Longtemps dans le milieu de la parfumerie, Nathalie Gourbeyre redémarre sa nouvelle vie dans la décoration florale, tout en vendant sur le marché de la création le dimanche.
C’est là que son arrivée à Lyon prend tout son sens : elle y rencontre un investisseur avec un projet de parfum pour enfant. Elle l’aide, le conseille puis finit par se lancer seule dans l’aventure et convainc l’enseigne Marionnaud de référencer son parfum Margote, inspiré du dessin animé Le Manège Enchanté. « C’était vraiment de l’inconscience, s’exclame-t-elle dans un grand rire. J’ai dit oui à 5 000 unités pour 300 points de vente sur la base d’une simple maquette ». Heureux succès qui lui permettra de rencontrer Luc Besson et de travailler sur son deuxième parfum inspiré de son succès du moment, Arthur et les Minimoys.
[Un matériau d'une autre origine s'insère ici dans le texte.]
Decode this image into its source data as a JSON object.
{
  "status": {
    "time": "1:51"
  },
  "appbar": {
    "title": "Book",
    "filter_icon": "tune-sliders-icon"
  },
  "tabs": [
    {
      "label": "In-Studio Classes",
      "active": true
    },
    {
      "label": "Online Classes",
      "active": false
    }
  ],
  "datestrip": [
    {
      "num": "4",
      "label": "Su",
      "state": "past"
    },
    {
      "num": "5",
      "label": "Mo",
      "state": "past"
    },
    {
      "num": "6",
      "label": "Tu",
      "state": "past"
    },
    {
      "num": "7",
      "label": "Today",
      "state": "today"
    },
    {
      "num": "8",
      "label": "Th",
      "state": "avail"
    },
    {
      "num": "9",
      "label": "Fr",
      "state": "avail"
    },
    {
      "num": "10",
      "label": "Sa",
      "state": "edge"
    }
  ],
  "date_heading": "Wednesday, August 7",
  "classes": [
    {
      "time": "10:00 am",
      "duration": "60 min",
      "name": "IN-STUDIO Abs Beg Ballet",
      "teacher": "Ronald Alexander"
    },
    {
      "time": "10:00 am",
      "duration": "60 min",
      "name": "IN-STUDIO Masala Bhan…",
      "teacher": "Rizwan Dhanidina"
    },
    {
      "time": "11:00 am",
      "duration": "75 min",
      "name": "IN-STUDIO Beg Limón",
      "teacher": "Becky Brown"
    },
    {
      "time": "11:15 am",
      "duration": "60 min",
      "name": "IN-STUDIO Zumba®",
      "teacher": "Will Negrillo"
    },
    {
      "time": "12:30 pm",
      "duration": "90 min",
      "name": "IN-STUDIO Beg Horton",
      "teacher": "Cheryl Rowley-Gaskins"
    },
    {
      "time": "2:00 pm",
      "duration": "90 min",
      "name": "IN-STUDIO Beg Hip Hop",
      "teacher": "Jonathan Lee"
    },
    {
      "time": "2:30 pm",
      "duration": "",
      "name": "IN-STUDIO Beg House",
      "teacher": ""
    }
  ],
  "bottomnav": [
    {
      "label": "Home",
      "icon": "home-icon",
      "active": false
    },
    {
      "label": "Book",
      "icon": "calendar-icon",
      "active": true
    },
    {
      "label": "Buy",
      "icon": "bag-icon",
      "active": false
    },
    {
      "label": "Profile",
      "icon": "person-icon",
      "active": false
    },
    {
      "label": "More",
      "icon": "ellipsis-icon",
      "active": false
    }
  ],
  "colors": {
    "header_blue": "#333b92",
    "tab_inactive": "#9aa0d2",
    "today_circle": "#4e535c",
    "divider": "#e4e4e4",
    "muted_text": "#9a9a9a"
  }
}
Depuis longtemps attirée par le monde de l’enfance - elle s’imaginait même un temps juge pour enfants -, elle se spécialise dans cet univers au cours de ses études à l’Esmod Paris. Jeune diplômée, elle sera free-lance textile pour Petit Bateau, avant la parfumerie, pour retrouver avec délice, des années plus tard, ce monde enfantin.
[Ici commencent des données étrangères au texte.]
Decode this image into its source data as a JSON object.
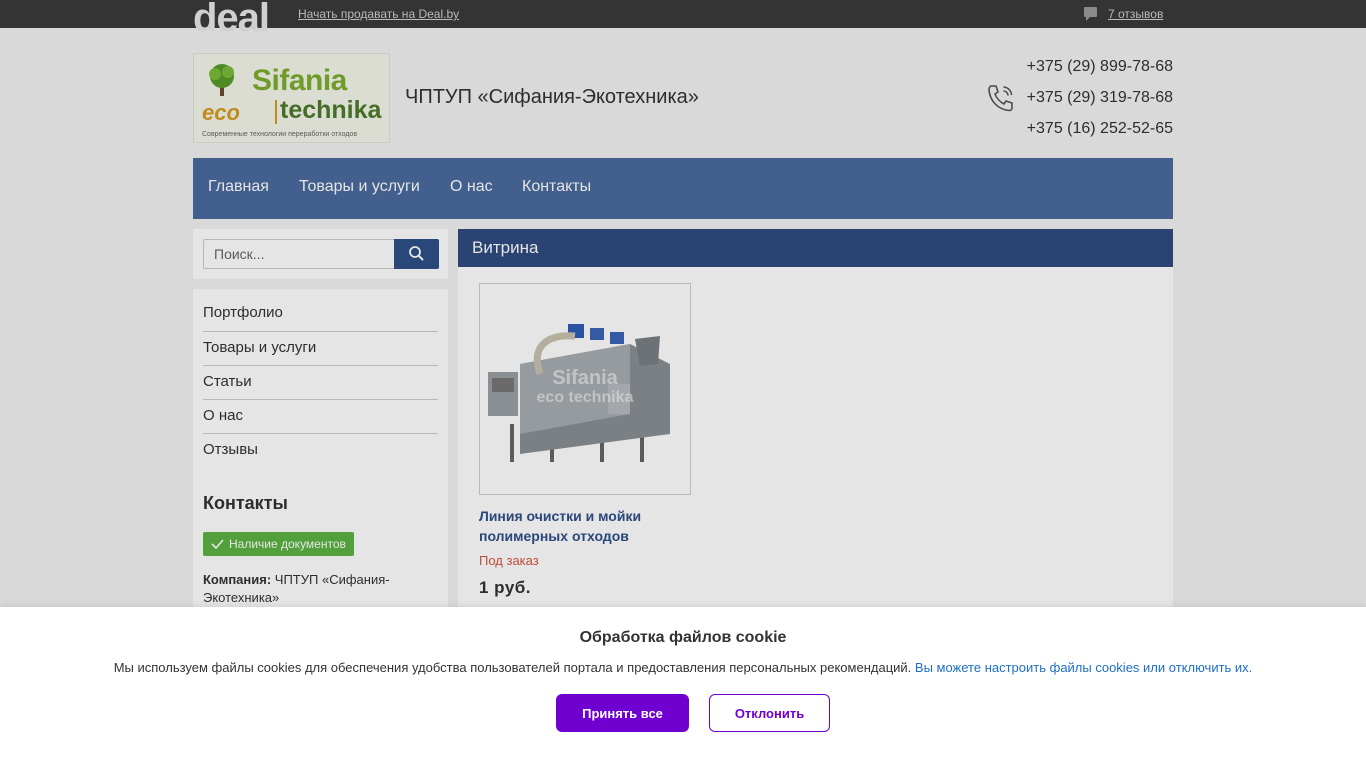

« Contrairement à ce que l’on pourrait imaginer, c’est un public exigeant, qui fait attention aux détails, à la qualité des produits, au packaging et aux fragrances. On ne peut se contenter de proposer la copie d’un produit pour adulte », souligne la dirigeante. C’est aussi l’occasion pour cette créatrice insatiable d’aller à la « rencontre d’une inventivité spontanée et instinctive, indispensable » et de grappiller quelques moments de douceurs, voire d’amusements, dans une activité très intense.
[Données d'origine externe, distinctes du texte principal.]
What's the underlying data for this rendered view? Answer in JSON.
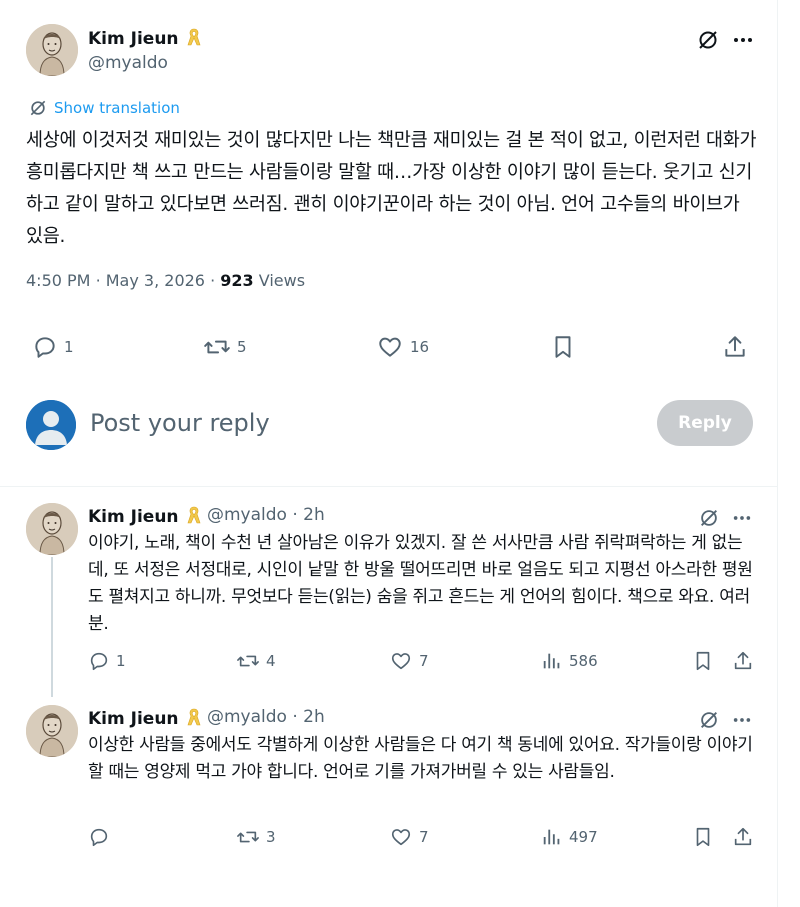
{
  "tweet": {
    "author": "Kim Jieun",
    "handle": "@myaldo",
    "translate_label": "Show translation",
    "text": "세상에 이것저것 재미있는 것이 많다지만 나는 책만큼 재미있는 걸 본 적이 없고, 이런저런 대화가 흥미롭다지만 책 쓰고 만드는 사람들이랑 말할 때…가장 이상한 이야기 많이 듣는다. 웃기고 신기하고 같이 말하고 있다보면 쓰러짐. 괜히 이야기꾼이라 하는 것이 아님. 언어 고수들의 바이브가 있음.",
    "time": "4:50 PM",
    "date": "May 3, 2026",
    "separator": "·",
    "views_count": "923",
    "views_label": "Views",
    "reply_count": "1",
    "repost_count": "5",
    "like_count": "16"
  },
  "compose": {
    "placeholder": "Post your reply",
    "button_label": "Reply"
  },
  "replies": [
    {
      "author": "Kim Jieun",
      "handle": "@myaldo",
      "age": "· 2h",
      "text": "이야기, 노래, 책이 수천 년 살아남은 이유가 있겠지. 잘 쓴 서사만큼 사람 쥐락펴락하는 게 없는데, 또 서정은 서정대로, 시인이 낱말 한 방울 떨어뜨리면 바로 얼음도 되고 지평선 아스라한 평원도 펼쳐지고 하니까. 무엇보다 듣는(읽는) 숨을 쥐고 흔드는 게 언어의 힘이다. 책으로 와요. 여러분.",
      "reply_count": "1",
      "repost_count": "4",
      "like_count": "7",
      "view_count": "586"
    },
    {
      "author": "Kim Jieun",
      "handle": "@myaldo",
      "age": "· 2h",
      "text": "이상한 사람들 중에서도 각별하게 이상한 사람들은 다 여기 책 동네에 있어요. 작가들이랑 이야기할 때는 영양제 먹고 가야 합니다. 언어로 기를 가져가버릴 수 있는 사람들임.",
      "reply_count": "",
      "repost_count": "3",
      "like_count": "7",
      "view_count": "497"
    }
  ],
  "colors": {
    "accent": "#1d9bf0",
    "muted": "#536471",
    "text": "#0f1419",
    "divider": "#eff3f4",
    "ribbon": "#f2c94c",
    "reply_button_disabled": "#c9cccf"
  }
}
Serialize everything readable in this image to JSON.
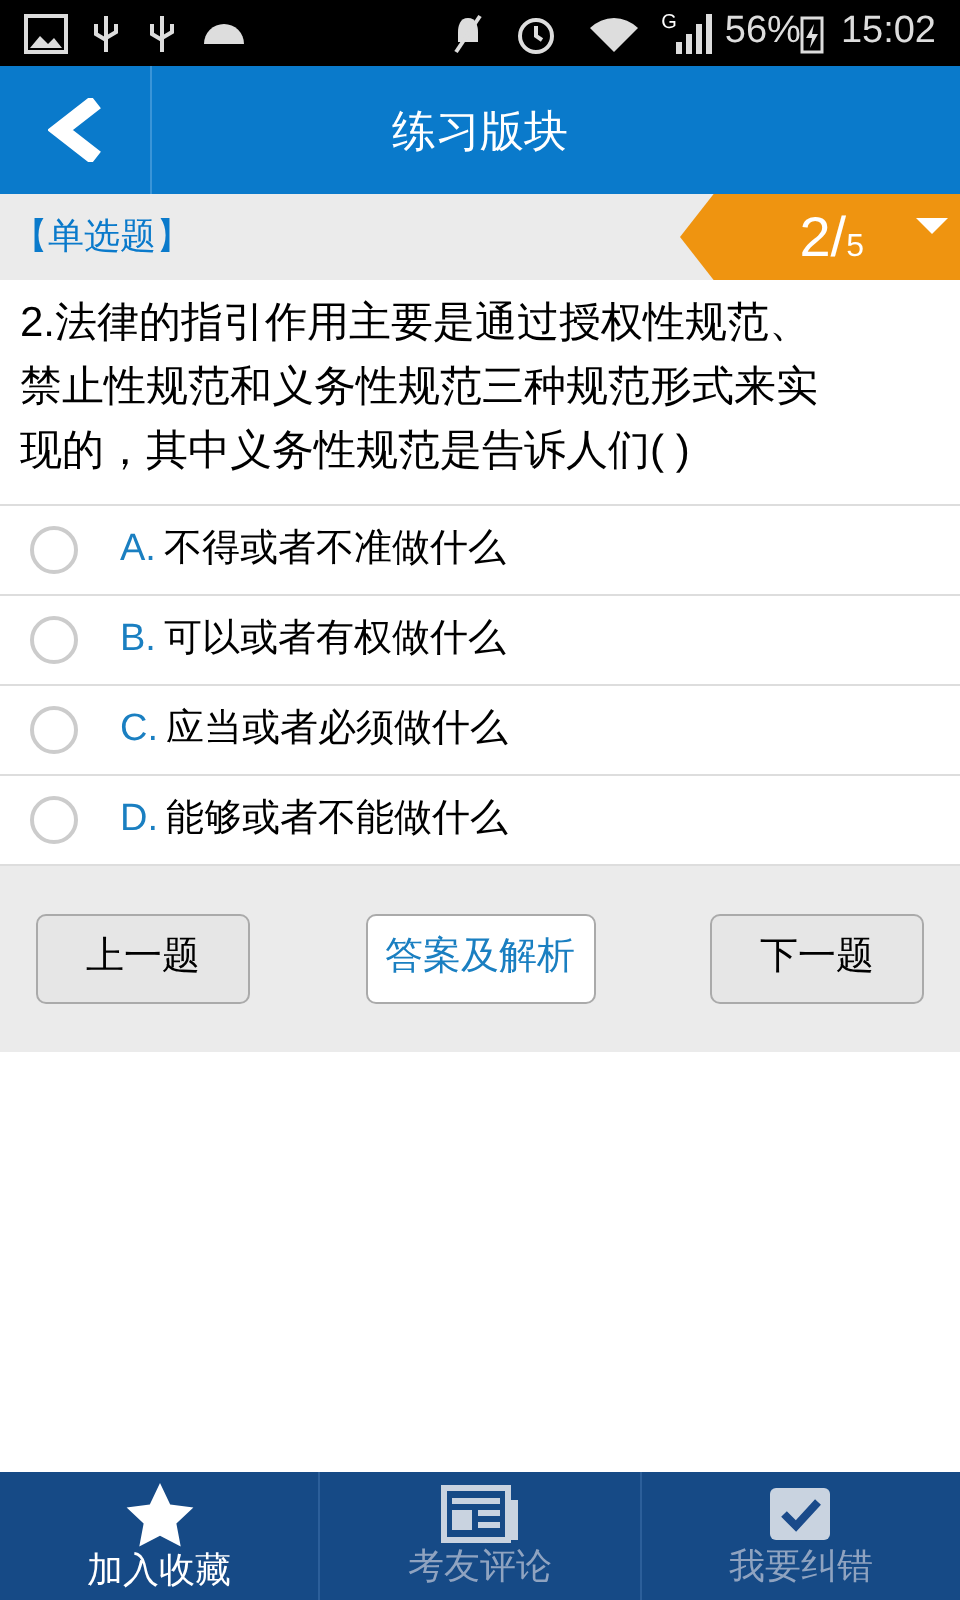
{
  "status_bar": {
    "network": "G",
    "battery": "56%",
    "time": "15:02"
  },
  "header": {
    "title": "练习版块"
  },
  "question_bar": {
    "type_label": "【单选题】",
    "current": "2/",
    "total": "5"
  },
  "question": {
    "text": "2.法律的指引作用主要是通过授权性规范、禁止性规范和义务性规范三种规范形式来实现的，其中义务性规范是告诉人们( )"
  },
  "options": [
    {
      "letter": "A.",
      "text": "不得或者不准做什么",
      "selected": false
    },
    {
      "letter": "B.",
      "text": "可以或者有权做什么",
      "selected": false
    },
    {
      "letter": "C.",
      "text": "应当或者必须做什么",
      "selected": false
    },
    {
      "letter": "D.",
      "text": "能够或者不能做什么",
      "selected": false
    }
  ],
  "buttons": [
    {
      "label": "上一题",
      "kind": "nav"
    },
    {
      "label": "答案及解析",
      "kind": "answer"
    },
    {
      "label": "下一题",
      "kind": "nav"
    }
  ],
  "bottom_nav": [
    {
      "label": "加入收藏",
      "kind": "star",
      "selected": true
    },
    {
      "label": "考友评论",
      "kind": "news",
      "selected": false
    },
    {
      "label": "我要纠错",
      "kind": "check",
      "selected": false
    }
  ]
}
Car comme les enfants, elle fonctionne à l’intuition. Elle n’hésite pas à la solliciter « pour les bonnes idées comme pour abandonner un projet ». C’est d’ailleurs son instinct qui la mène sur la route d’Hello Kitty. Monument national au Japon, elle est persuadée que Koto Parfums saura s’adapter à son univers unique. « Je crois que je leur ai écrit tous les deux mois pendant un an », se souvient-t-elle. Et puis, sur le point d’abandonner, elle finit par décrocher un « rendez-vous surréaliste avec un Japonais à la cravate Hello Kitty, dans un bureau avec une table, des chaises et des tasses à café siglés Hello Kitty ».
La dirigeante avait vu juste : le Japonais cherche du haut de gamme et c’est ce que Koto Parfums fait de mieux, fabriquant en France 95 % de ses produits, avec le concours de beaucoup d’entreprises de la région. La TPE prend une autre dimension et distribue ses flacons en Europe, en Asie, aux Etats-Unis et au Canada.
S’en suivent de belles années de croissance, un peu ternies ces derniers temps par la crise. Mais la dirigeante rebondit, concède quelques compromis et recherche de nouvelles idées. « Je n’ai pas peur de provoquer la chance », précise Nathalie Gourbeyre.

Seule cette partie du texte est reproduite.